09-24-2018 11:43 PM - edited 09-24-2018 11:44 PM
Hi There,
Is it possible to use static and BGP route on the same router.
If my router is connecting to 3 different networks and I already have static routes to 2 networks. Now, want to connect to 3rd network but it supports connectivity using BGP only. So, is it possible to configure in the same router without affecting any existing routes or I need another router to connect the new network ?
Thanks
S
09-25-2018 12:24 AM
Hi there,
Yes, the two can co-exist happily on the same router.
Remember that a static route has a lower Administrative Distance than BGP. Static routes for the exact same subnet& mask will be preferred over a BGP route and installed in the routing table.
Obviously one protocol can provide a route for a shorter prefix length whilst the other protocol could install a route within the same subnet but for a more specific mask, ie:
BGP > 192.168.0.0 /16 Static > 192.168.1.0 /24
Cheers
Seb.
09-25-2018 12:25 AM - edited 09-25-2018 12:28 AM
Hello
yes I I is viable to have static and dynamic routing applied at the same time - the router should take preference towards static routes of the same length than from the routing process providing no manual route manipulation is applied
09-25-2018 04:36 AM - edited 09-25-2018 04:37 AM
Hi
Yes, you can have BGP and static routers, it could impact the flow of the traffic if you are not considering:
- The lowest administrative distance will be prefered, BGP (internal AD 20, external AD 20), static route AD 1 (but it can be adjustable, for example: ip route 192.168.10.0 255.255.255.0 1.1.1.1 250
- The more specific subnet mask will be prefered. 192.168.10.0/27 will be prefered than 192.168.10.0/24
You must analize the behavior before make changes.
Hope it is useful
:-)
09-25-2018 05:38 AM
09-26-2018 09:44 PM
Thanks to all who replied with their comments, those are really helpful.
We are going to use this BGP route primarily to connect to our cloud network (e.g AWS/GCP) and these providers not support static routing to connect to them and that is why BGP.
So, only routes we get from these providers over BGP are their networks. For all other connectivity to normal internet there will be static routes. So, the routes learned will be to the cloud provider network and rest of the world IP addresses to be going out through our static route.
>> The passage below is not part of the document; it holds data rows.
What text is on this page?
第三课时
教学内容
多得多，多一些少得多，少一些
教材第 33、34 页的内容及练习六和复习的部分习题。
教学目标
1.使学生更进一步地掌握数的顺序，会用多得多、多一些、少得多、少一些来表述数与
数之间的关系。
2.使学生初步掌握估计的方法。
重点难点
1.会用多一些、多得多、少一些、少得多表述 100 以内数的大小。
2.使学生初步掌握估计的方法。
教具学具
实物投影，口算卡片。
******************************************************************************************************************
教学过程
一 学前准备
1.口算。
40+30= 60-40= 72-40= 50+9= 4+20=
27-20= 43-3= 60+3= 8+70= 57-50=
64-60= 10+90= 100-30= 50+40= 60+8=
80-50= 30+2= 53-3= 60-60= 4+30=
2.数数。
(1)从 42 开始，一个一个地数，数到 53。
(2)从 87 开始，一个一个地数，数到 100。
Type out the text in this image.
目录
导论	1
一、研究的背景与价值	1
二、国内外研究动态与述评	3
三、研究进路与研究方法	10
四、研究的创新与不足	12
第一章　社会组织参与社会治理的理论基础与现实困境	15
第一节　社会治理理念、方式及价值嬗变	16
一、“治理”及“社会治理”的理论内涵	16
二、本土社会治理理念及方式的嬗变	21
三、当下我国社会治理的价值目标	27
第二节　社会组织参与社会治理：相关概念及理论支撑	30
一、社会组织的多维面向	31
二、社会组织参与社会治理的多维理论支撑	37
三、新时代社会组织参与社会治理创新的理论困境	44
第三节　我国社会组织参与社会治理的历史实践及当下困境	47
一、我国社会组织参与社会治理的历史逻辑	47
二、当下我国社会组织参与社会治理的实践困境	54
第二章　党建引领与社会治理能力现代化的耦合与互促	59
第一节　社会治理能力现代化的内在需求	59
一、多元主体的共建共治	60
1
Does any other consideration ((ie route preference or anything else ) needed while implementing this ?
09-26-2018 11:50 PM
Sine the cloud providers will be stub networks, ie, providing no transit links to destiatios outside of the cloud subnets, you should be safe with default metrics and standard resdistribution into your local routing table.
cheers,
Seb.
09-27-2018 04:48 AM
Hi
No consideration, it should work fine since you will be receiving specific prefixes through BGP. The rest of the traffic will use the default routes.
09-27-2018 05:05 AM
Hello
@Sandip Barot wrote:
Does any other consideration ((ie route preference or anything else ) needed while implementing this ?
Yes - Your bgp connections between your Service Providers - you need to make sure you do not become a transit path for either of them so to negate this only advertise your local originated routes to them nothing more.